All novels about the future are in some sense about the present. But they are also about the present's desire that there be a future, and one that we have some hope of understanding. One of the attractive things about 2312 is that its central characters, who are endlessly free to zip around the inhabited parts of the solar system, are nonetheless constrained by death, irritation and falling in love.

This is a novel that begins with a funeral and ends at a wedding, even if in the interim it has had hairs-breadth escapes, terrifying plots and a near interplanetary war. Kim Stanley Robinson is a supremely rational man, and we know that his female protagonist and the man she works with will win, and end up together. That is the only outcome consonant with good sense.

The feel of this book is a little sideways from that of Robinson's classic Mars trilogy, even if it seems to take place in a universe in which many of the same things happened. The environmental collapse of Earth was narrowly avoided, or at least mitigated. Humanity has spread out among the planets, moons and asteroids, and started turning some into unspoiled earths. Everything is a perpetual project of improvement. Where the Mars books were thought – experiments in how we might get there, historical novels about the future, here there is some sense that the spreading of humanity might not be an unalloyed good thing. There is a tone of ironic teasing that was not in the earlier books.
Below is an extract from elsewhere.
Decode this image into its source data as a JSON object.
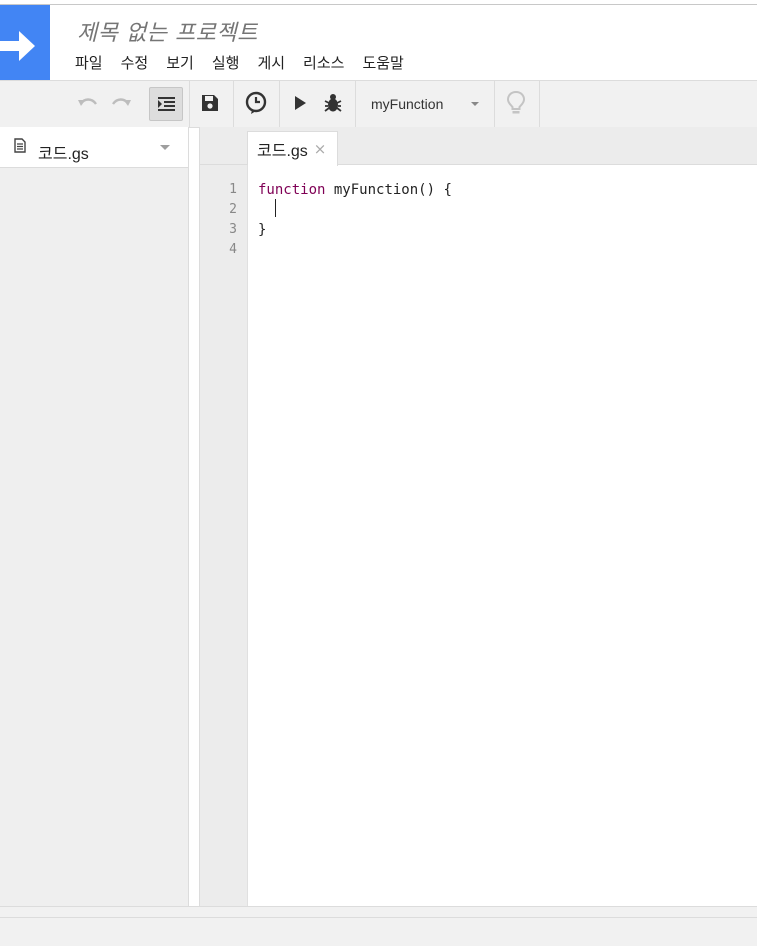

Sculptor Swann finds herself pulled into the heart of events by the death of Alex, her grandmother. Alex was part of a conspiracy to prevent various bad things happening – supposedly impossible meteorite strikes that helped trigger implosions of habitats, which nearly kill Swann. Wahram is a plodding scientist, Swann is a flighty artist: they have to remember that Alex valued both.

This is not, though, in the end a book about its own plot or its quirky characters. It goes back to the roots of the sci-fi genre and puts at its centre utopian and dystopian visions of the social models our descendants might inhabit, with a flashy travelogue around the places they might live. It is a novel of ideas that also sets out to be tremendous fun.